Sementara itu, pada saat ini pengguna internet di Indonesia berasal dari segala kalangan dan usia dengan angka pengguna internet yang selalu naik setiap tahun nya. Influencer, Khansa Putri yang juga berprofesi sebagai dosen di Universitas Banten sekaligus inisiator sebuah organisasi bernama ICB atau Influencer Content Creator Banten menjadi narasumber ketiga yang memberi paparan dari pilar literasi berikutnya, yaitu Cakap Bermedia Digital.

Cakap Bermedia Digital adalah kemampuan untuk berkomunikasi dan berinteraksi dengan bijak melalui media digital. Ini mencakup keterampilan dalam menggunakan media sosial, berbagi informasi dan berpartisipasi dalam diskusi online.

Dalam paparan ini, Khansa Putri memberi ilmu dasar yang harus dipahami oleh seorang individu sebelum ia berinteraksi melalui media digital. Seorang pengguna media digital wajib mengetahui dan memahami apa saja perangkat lunak yang ada di perangkat elektroniknya, sekaligus fungsinya.

Salah satunya aplikasi media sosial, dimana pengguna harus teliti dan memahami dengan baik apa saja keunggulan dan kekurangan di masing-masing aplikasi seperti Instagram, Facebook, Twitter, Tiktok dan Youtube, sehingga dapat memetakan konten apa saja yang cocok dan tepat diunggah di masing-masing aplikasi sesuai dengan fitur yang dimiliki.

Aplikasi kedua yang harus mendapat perhatian lebih dari pengguna adalah dompet digital dan loka pasar, karena erat kaitannya dengan transaksi keuangan maka penggunaannya harus lebih bijak dan hati-hati agar terhindar dari hal-hal yang tidak diinginkan seperti penipuan.

Selain itu, sebagai salah satu sarana digital yang paling sering digunakan terutama oleh siswa-siswi, Khansa menjelaskan pentingnya memahami cara kerja mesin pencarian, serta bagaimana menggunakan mesin pencarian dengan lebih efektif, untuk memperoleh hasil yang akurat.

Dengan memahami hal-hal tersebut di atas, seorang pengguna akan dapat mencapai kecapakan digital.

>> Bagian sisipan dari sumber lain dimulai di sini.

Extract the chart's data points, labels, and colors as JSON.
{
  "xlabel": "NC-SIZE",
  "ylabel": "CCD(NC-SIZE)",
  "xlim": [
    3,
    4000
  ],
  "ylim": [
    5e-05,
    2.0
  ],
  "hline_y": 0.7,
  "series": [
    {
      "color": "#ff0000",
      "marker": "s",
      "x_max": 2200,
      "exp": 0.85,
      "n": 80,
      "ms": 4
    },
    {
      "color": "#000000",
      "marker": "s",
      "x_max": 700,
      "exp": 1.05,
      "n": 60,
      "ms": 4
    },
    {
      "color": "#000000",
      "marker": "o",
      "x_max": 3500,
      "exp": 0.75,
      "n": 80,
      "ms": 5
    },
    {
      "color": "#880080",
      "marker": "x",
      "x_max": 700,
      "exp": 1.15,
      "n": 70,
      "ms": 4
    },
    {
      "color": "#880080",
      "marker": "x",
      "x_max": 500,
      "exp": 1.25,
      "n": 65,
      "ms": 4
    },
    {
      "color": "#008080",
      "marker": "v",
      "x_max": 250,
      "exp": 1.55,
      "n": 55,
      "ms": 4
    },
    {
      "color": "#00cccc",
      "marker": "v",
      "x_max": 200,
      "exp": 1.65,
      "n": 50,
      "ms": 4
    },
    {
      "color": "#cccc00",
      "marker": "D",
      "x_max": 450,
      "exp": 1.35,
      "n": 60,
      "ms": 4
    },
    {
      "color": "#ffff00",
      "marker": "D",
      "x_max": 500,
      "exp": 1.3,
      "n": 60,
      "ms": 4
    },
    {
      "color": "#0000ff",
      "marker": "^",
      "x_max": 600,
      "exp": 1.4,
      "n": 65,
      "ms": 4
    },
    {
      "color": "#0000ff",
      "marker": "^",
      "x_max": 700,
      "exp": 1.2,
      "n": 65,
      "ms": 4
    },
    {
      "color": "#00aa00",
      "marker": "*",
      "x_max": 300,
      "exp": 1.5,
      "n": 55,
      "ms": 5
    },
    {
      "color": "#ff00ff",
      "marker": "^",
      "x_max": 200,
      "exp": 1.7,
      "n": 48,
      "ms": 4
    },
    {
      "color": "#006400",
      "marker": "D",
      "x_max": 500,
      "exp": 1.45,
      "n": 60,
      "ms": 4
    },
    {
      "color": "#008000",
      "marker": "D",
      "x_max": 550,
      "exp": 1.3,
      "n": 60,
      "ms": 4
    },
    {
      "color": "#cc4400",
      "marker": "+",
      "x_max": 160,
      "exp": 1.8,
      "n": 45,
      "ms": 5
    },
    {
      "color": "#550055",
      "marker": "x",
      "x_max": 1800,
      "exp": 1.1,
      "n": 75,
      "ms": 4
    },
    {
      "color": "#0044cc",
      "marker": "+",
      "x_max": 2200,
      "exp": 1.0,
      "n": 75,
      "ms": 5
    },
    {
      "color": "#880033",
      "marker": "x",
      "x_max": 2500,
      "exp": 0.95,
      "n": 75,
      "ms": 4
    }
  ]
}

”Kita dapat mencapai kecakapan digital, kita tahu dan paham beragam perangkat lunak, perangkat lunak yang tadinya untuk melindungi kita dan setiap kita diharapkan bisa mengoptimalkan penggunaan perangkat, terus kecakapan juga dalam mesin pencarian informasi digital, terus ditandai dengan kemampuan, dan pengetahuan. Terus kita juga diharapkan mampu menyeleksi, memverifikasi informasi menggunakan untuk kebaikan diri sesama. Dengan menggunakan ekosistem, transaksi dari dompet digital, lokapasar, serta transaksi digital dengan lebih baik. Bisa terhindar kegiatan terkait yang merugikan," papar Khanza.

Antusiasme peserta acara diskusi, terlihat dari beberapa pertanyaan yang dilemparkan untuk para pembicara.

Salah satu pertanyaan yang menarik berasal dari Siswi SMAN 55 Jakarta, Aidah Kurnia yang mempertanyakan mengenai penerapan UU ITE. Ia menggambarkan situasi dimana ketika ia melihat suatu kejahatan lalu merekam dan menyebarluaskan kejadian tersebut, apakah ia dapat dikatakan melanggar UU ITE?

Xenia Angelica Wijayanto memberikan jawaban bahwa UU ITE adalah Undang-undang yang cukup rumit, dan harus menjadi salah satu faktor pertimbangan matang untuk memutuskan mengunggah atau menyebarkan konten digital.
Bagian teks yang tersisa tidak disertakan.